It took some time for automated container handling to come to life. ECT, the forerunner in this type of container handling, commissioned its first automated container handling facility in 1992. The terminal was characterised by automated stacking and automated container transport between stack and quay. About 10 years later HHLA’s CTA facility in Hamburg was commissioned. This CTA facility has the same level of automation. For a few years now, interest in automated handling, and especially in automated stacking, has picked up and several projects are now under construction and will be commissioned within a year. Other projects are in the planning stage.
In the majority of these projects only the stack will be automated. Automated transport remains a bridge too far for most terminals. The author was deeply involved in the developments that took place at ECT and since than has been involved in many other automated container handling projects. In recent projects some interesting distinctions in the various automated stack configurations became apparent. Most eye catching is the distinction between 1-track and 2-track configurations. A qualitative comparison of these designs is the topic of this article.
Terminals under construction with automated stacks
The existing ECT ter minal in Rotterdam uses a stack arrangement with one RMG on a track that spans six rows of containers. This will be called the 1 RMG/ 6 W(ide)/ single track configuration. This configuration was chosen because of its simplicity. At the start of the development (1987, contract with SeaLand), this was a giant leap forward in container handling. Of course the single crane arrangement was being recognised as a redundancy threat. For that reason ECT uses a diesel-electric ‘rescue-RMG’ which can be put on the track with relative ease to assist in case of a serious RMG failure (see Figure 1). It is no big surprise that the next development was to cope with this redundancy threat in a more permanent way by permanently putting more RMGs on one block of containers.
The CTA terminal in Hamburg, commissioned in 2002, has an arrangement of two RMGs spanning 10 rows of containers. Surprisingly however, each of these RMGs has its own track and the size of one crane of the pair is such that the other one can pass underneath. RMG height at CTA is “1 over 4” (see Figure 2). For easy reference this configuration will be called: 2 RMG’s/ 10W/ 2 tracks. In Rotterdam the Euromax terminal is now nearing its commissioning date. This terminal will use a 2 RMG/10W/1 track configuration. Also the new APM terminal in Portsmouth, Virginia USA, will start operations soon. This terminal has an automated stack of 2 RMG’s/8W/1 track configuration.
In Antwerp a pilot facility with a 2 RMGs/9W/1 track configuration is now undergoing tests. In Hamburg the redevelopment of the Container Terminal Burchardkai (CTB) is underway and the automated stack will be of the configuration 3 RMGs/10W/2 tracks. In this configuration one of the three cranes is of such dimensions that the other two can pass underneath. The track widths are the same as in the CTA terminal (see Figure 2). However, the stacking height of the RMGs will be ‘1 over 5.’
1- or 2-track configurations, which will be the most favoured?
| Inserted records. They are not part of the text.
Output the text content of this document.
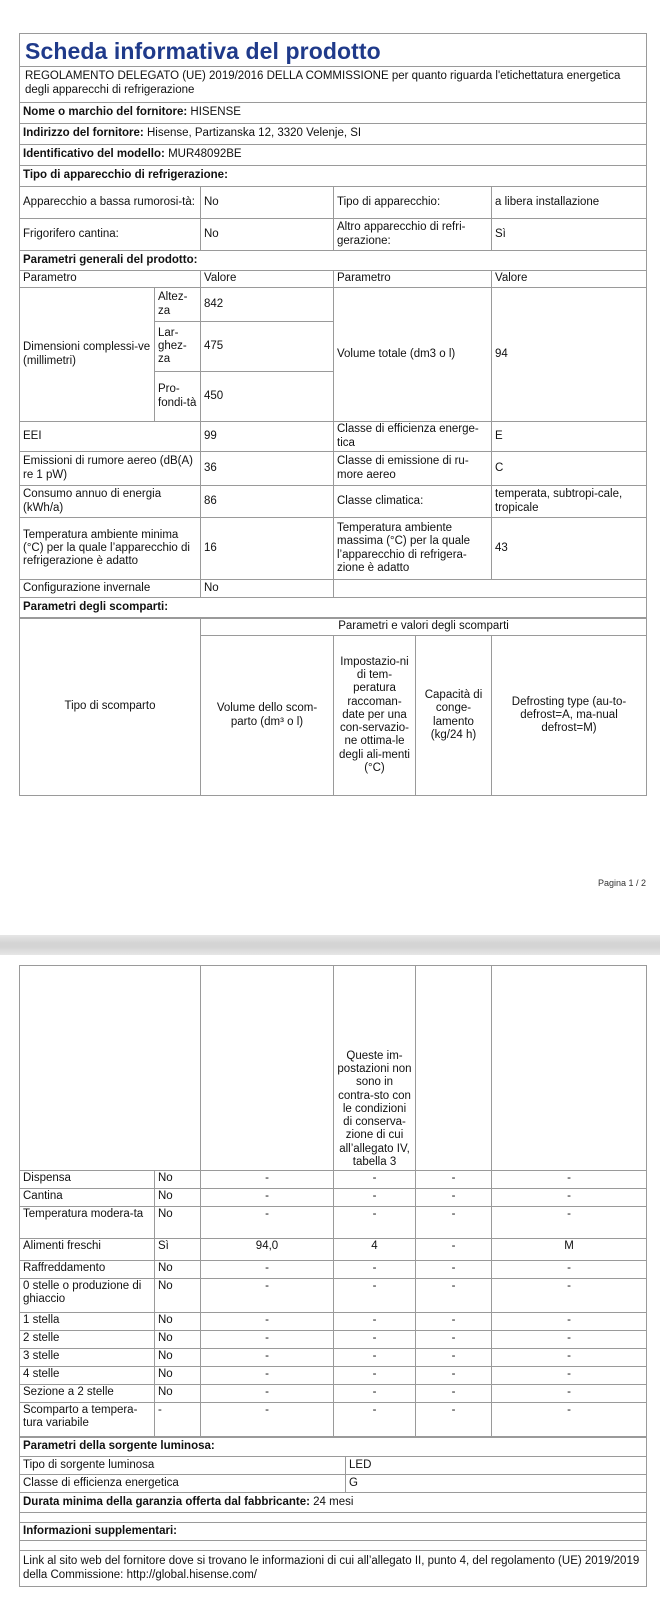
Scheda informativa del prodotto				

REGOLAMENTO DELEGATO (UE) 2019/2016 DELLA COMMISSIONE per quanto riguarda l'etichettatura energetica degli apparecchi di refrigerazione				
Nome o marchio del fornitore: HISENSE				
Indirizzo del fornitore: Hisense, Partizanska 12, 3320 Velenje, SI				
Identificativo del modello: MUR48092BE				
Tipo di apparecchio di refrigerazione:				
Apparecchio a bassa rumorosi-tà:		No	Tipo di apparecchio:	a libera installazione
Frigorifero cantina:		No	Altro apparecchio di refri-gerazione:	Sì
Parametri generali del prodotto:				
Parametro		Valore	Parametro	Valore
Dimensioni complessi-ve (millimetri)	Altez-za	842	Volume totale (dm3 o l)	94
	Lar-ghez-za	475		
	Pro-fondi-tà	450		
EEI		99	Classe di efficienza energe-tica	E
Emissioni di rumore aereo (dB(A) re 1 pW)		36	Classe di emissione di ru-more aereo	C
Consumo annuo di energia (kWh/a)		86	Classe climatica:	temperata, subtropi-cale, tropicale
Temperatura ambiente minima (°C) per la quale l’apparecchio di refrigerazione è adatto		16	Temperatura ambiente massima (°C) per la quale l’apparecchio di refrigera-zione è adatto	43
Configurazione invernale		No		
Parametri degli scomparti:				
Tipo di scomparto	Parametri e valori degli scomparti			
	Volume dello scom-parto (dm³ o l)	Impostazio-ni di tem-peratura raccoman-date per una con-servazio-ne ottima-le degli ali-menti (°C)	Capacità di conge-lamento (kg/24 h)	Defrosting type (au-to-defrost=A, ma-nual defrost=M)
Pagina 1 / 2
			Queste im-postazioni non sono in contra-sto con le condizioni di conserva-zione di cui all’allegato IV, tabella 3		
Dispensa	No	-	-	-	-
Cantina	No	-	-	-	-
Temperatura modera-ta	No	-	-	-	-
Alimenti freschi	Sì	94,0	4	-	M
Raffreddamento	No	-	-	-	-
0 stelle o produzione di ghiaccio	No	-	-	-	-
1 stella	No	-	-	-	-
2 stelle	No	-	-	-	-
3 stelle	No	-	-	-	-
4 stelle	No	-	-	-	-
Sezione a 2 stelle	No	-	-	-	-
Scomparto a tempera-tura variabile	-	-	-	-	-
Parametri della sorgente luminosa:	
Tipo di sorgente luminosa	LED
Classe di efficienza energetica	G
Durata minima della garanzia offerta dal fabbricante: 24 mesi	

Informazioni supplementari:	

Link al sito web del fornitore dove si trovano le informazioni di cui all’allegato II, punto 4, del regolamento (UE) 2019/2019 della Commissione: http://global.hisense.com/	
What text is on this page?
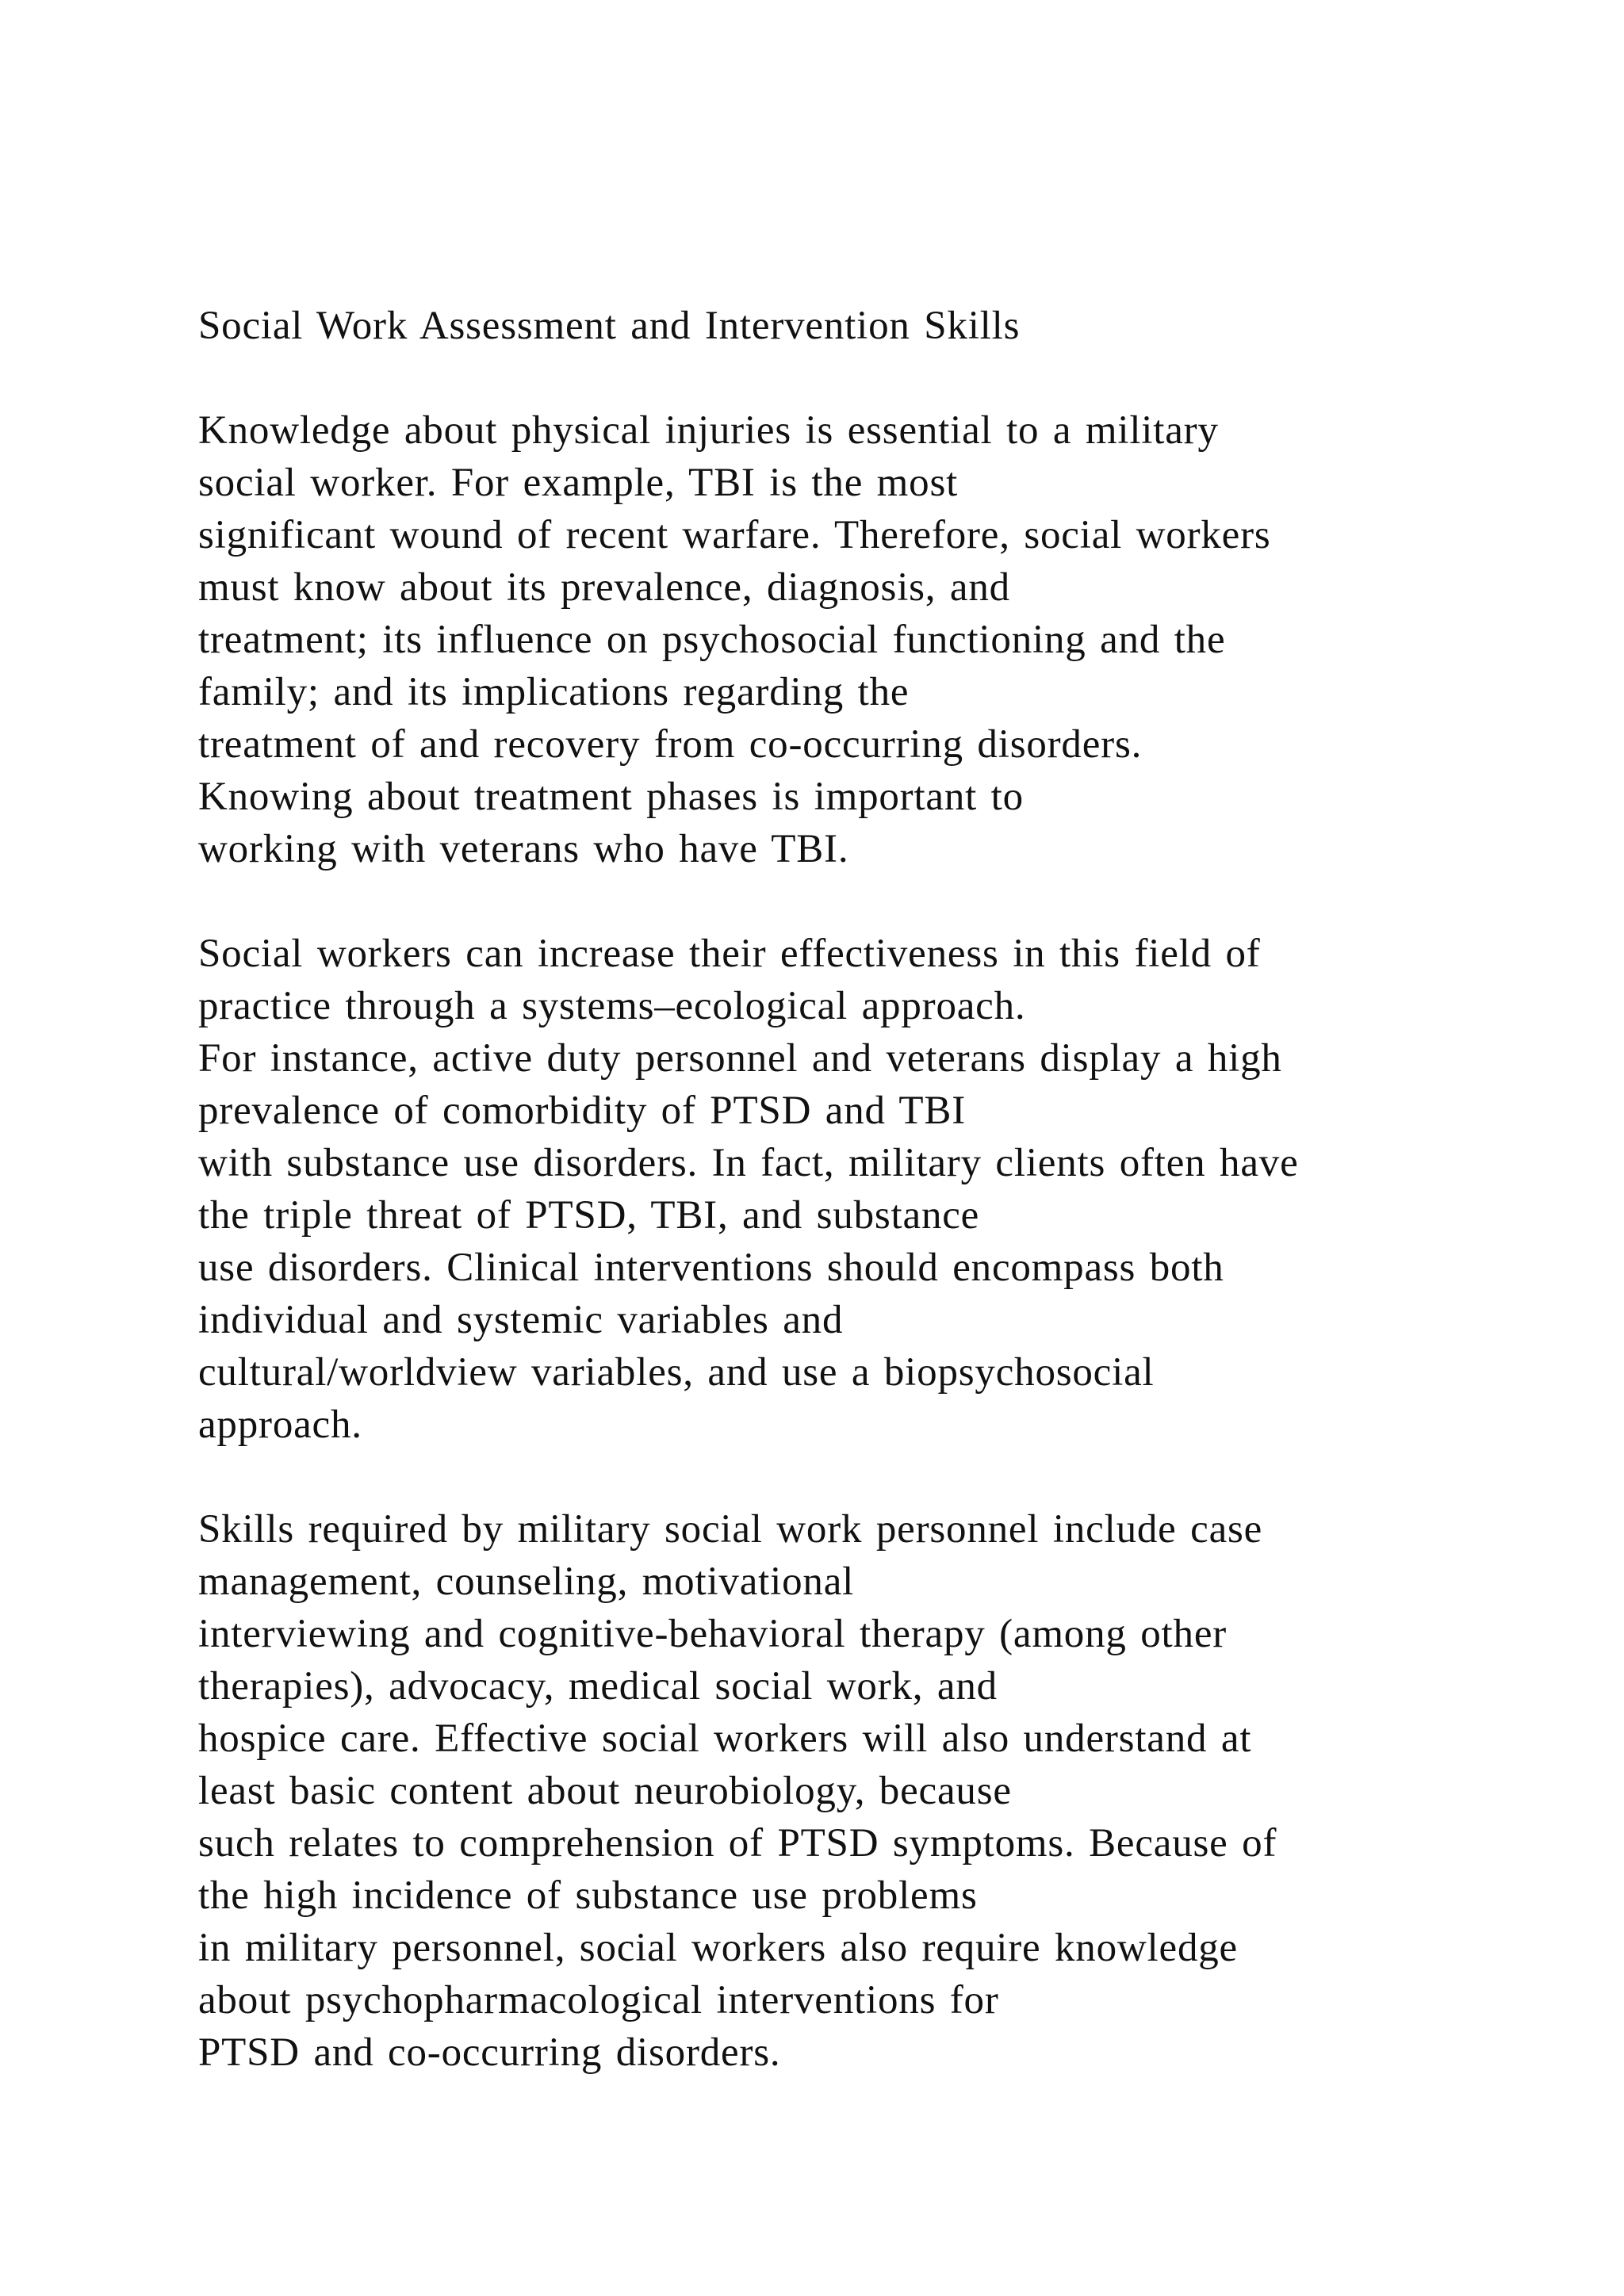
Social Work Assessment and Intervention Skills
Knowledge about physical injuries is essential to a military
social worker. For example, TBI is the most
significant wound of recent warfare. Therefore, social workers
must know about its prevalence, diagnosis, and
treatment; its influence on psychosocial functioning and the
family; and its implications regarding the
treatment of and recovery from co-occurring disorders.
Knowing about treatment phases is important to
working with veterans who have TBI.
Social workers can increase their effectiveness in this field of
practice through a systems–ecological approach.
For instance, active duty personnel and veterans display a high
prevalence of comorbidity of PTSD and TBI
with substance use disorders. In fact, military clients often have
the triple threat of PTSD, TBI, and substance
use disorders. Clinical interventions should encompass both
individual and systemic variables and
cultural/worldview variables, and use a biopsychosocial
approach.
Skills required by military social work personnel include case
management, counseling, motivational
interviewing and cognitive-behavioral therapy (among other
therapies), advocacy, medical social work, and
hospice care. Effective social workers will also understand at
least basic content about neurobiology, because
such relates to comprehension of PTSD symptoms. Because of
the high incidence of substance use problems
in military personnel, social workers also require knowledge
about psychopharmacological interventions for
PTSD and co-occurring disorders.
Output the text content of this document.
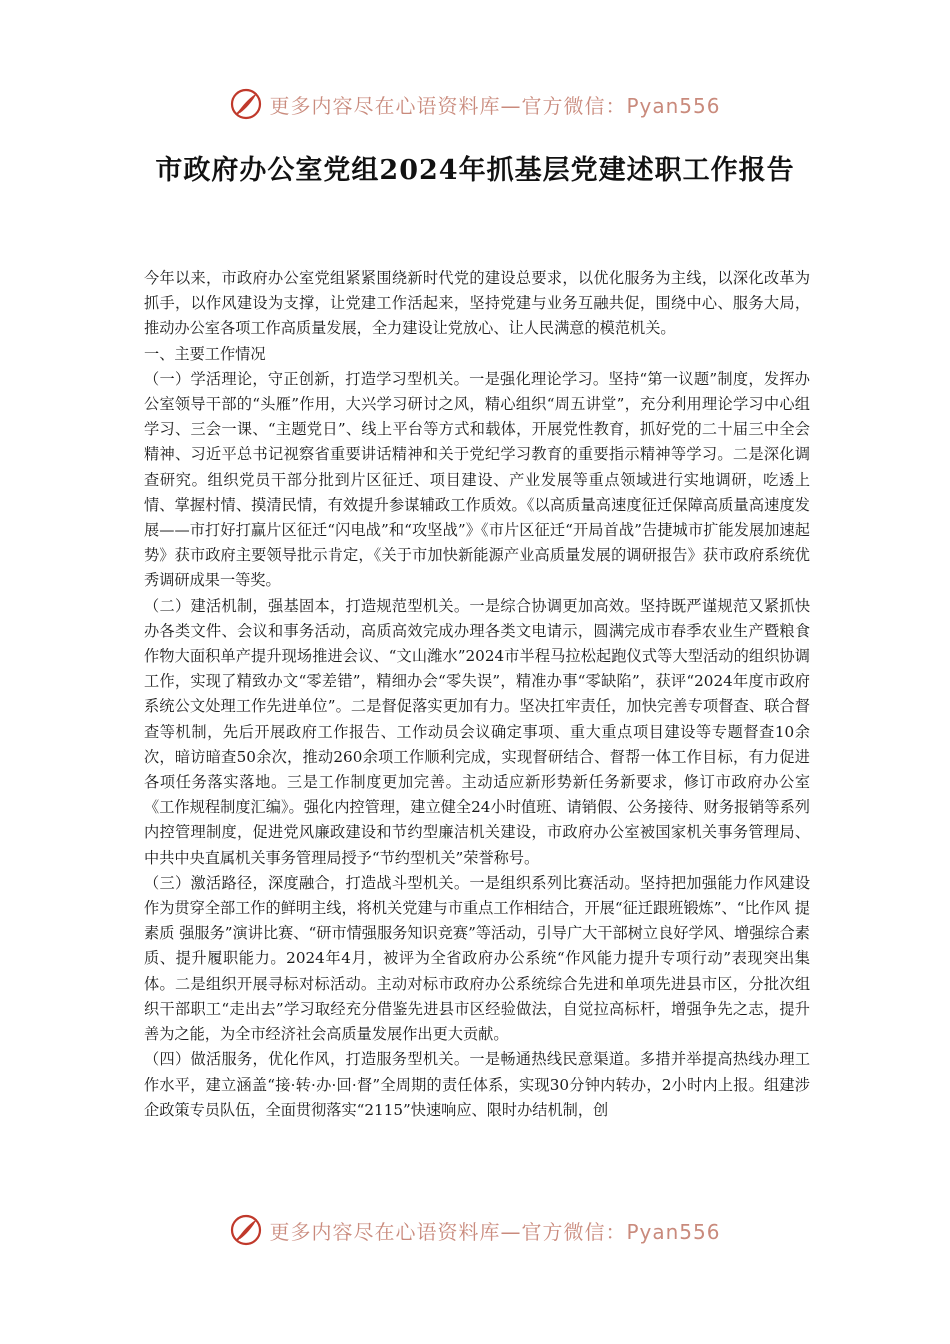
更多内容尽在心语资料库—官方微信：Pyan556
市政府办公室党组2024年抓基层党建述职工作报告

今年以来，市政府办公室党组紧紧围绕新时代党的建设总要求，以优化服务为主线，以深化改革为抓手，以作风建设为支撑，让党建工作活起来，坚持党建与业务互融共促，围绕中心、服务大局，推动办公室各项工作高质量发展，全力建设让党放心、让人民满意的模范机关。

一、主要工作情况

（一）学活理论，守正创新，打造学习型机关。一是强化理论学习。坚持“第一议题”制度，发挥办公室领导干部的“头雁”作用，大兴学习研讨之风，精心组织“周五讲堂”，充分利用理论学习中心组学习、三会一课、“主题党日”、线上平台等方式和载体，开展党性教育，抓好党的二十届三中全会精神、习近平总书记视察省重要讲话精神和关于党纪学习教育的重要指示精神等学习。二是深化调查研究。组织党员干部分批到片区征迁、项目建设、产业发展等重点领域进行实地调研，吃透上情、掌握村情、摸清民情，有效提升参谋辅政工作质效。《以高质量高速度征迁保障高质量高速度发展——市打好打赢片区征迁“闪电战”和“攻坚战”》《市片区征迁“开局首战”告捷城市扩能发展加速起势》获市政府主要领导批示肯定，《关于市加快新能源产业高质量发展的调研报告》获市政府系统优秀调研成果一等奖。

（二）建活机制，强基固本，打造规范型机关。一是综合协调更加高效。坚持既严谨规范又紧抓快办各类文件、会议和事务活动，高质高效完成办理各类文电请示，圆满完成市春季农业生产暨粮食作物大面积单产提升现场推进会议、“文山潍水”2024市半程马拉松起跑仪式等大型活动的组织协调工作，实现了精致办文“零差错”，精细办会“零失误”，精准办事“零缺陷”，获评“2024年度市政府系统公文处理工作先进单位”。二是督促落实更加有力。坚决扛牢责任，加快完善专项督查、联合督查等机制，先后开展政府工作报告、工作动员会议确定事项、重大重点项目建设等专题督查10余次，暗访暗查50余次，推动260余项工作顺利完成，实现督研结合、督帮一体工作目标，有力促进各项任务落实落地。三是工作制度更加完善。主动适应新形势新任务新要求，修订市政府办公室《工作规程制度汇编》。强化内控管理，建立健全24小时值班、请销假、公务接待、财务报销等系列内控管理制度，促进党风廉政建设和节约型廉洁机关建设，市政府办公室被国家机关事务管理局、中共中央直属机关事务管理局授予“节约型机关”荣誉称号。

（三）激活路径，深度融合，打造战斗型机关。一是组织系列比赛活动。坚持把加强能力作风建设作为贯穿全部工作的鲜明主线，将机关党建与市重点工作相结合，开展“征迁跟班锻炼”、“比作风 提素质 强服务”演讲比赛、“研市情强服务知识竞赛”等活动，引导广大干部树立良好学风、增强综合素质、提升履职能力。2024年4月，被评为全省政府办公系统“作风能力提升专项行动”表现突出集体。二是组织开展寻标对标活动。主动对标市政府办公系统综合先进和单项先进县市区，分批次组织干部职工“走出去”学习取经充分借鉴先进县市区经验做法，自觉拉高标杆，增强争先之志，提升善为之能，为全市经济社会高质量发展作出更大贡献。

（四）做活服务，优化作风，打造服务型机关。一是畅通热线民意渠道。多措并举提高热线办理工作水平，建立涵盖“接·转·办·回·督”全周期的责任体系，实现30分钟内转办，2小时内上报。组建涉企政策专员队伍，全面贯彻落实“2115”快速响应、限时办结机制，创

更多内容尽在心语资料库—官方微信：Pyan556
As can be seen from the mentioned projects there is a wide variety of configurations. The width, length and maximum stacking height will dictate the stacking capacity per block. The most important terminal characteristics such as: the dwell time of the containers, the TEU factor and the required handling speed will dictate how many hooks (spreaders) will be needed to stack and retrieve the containers. This is the reason for the variety in number of RMGs per TEU stacking slot. There has to be a balance between the storage capacity of the block and the performance potential of the RMGs on the block, both at landside as well as at waterside.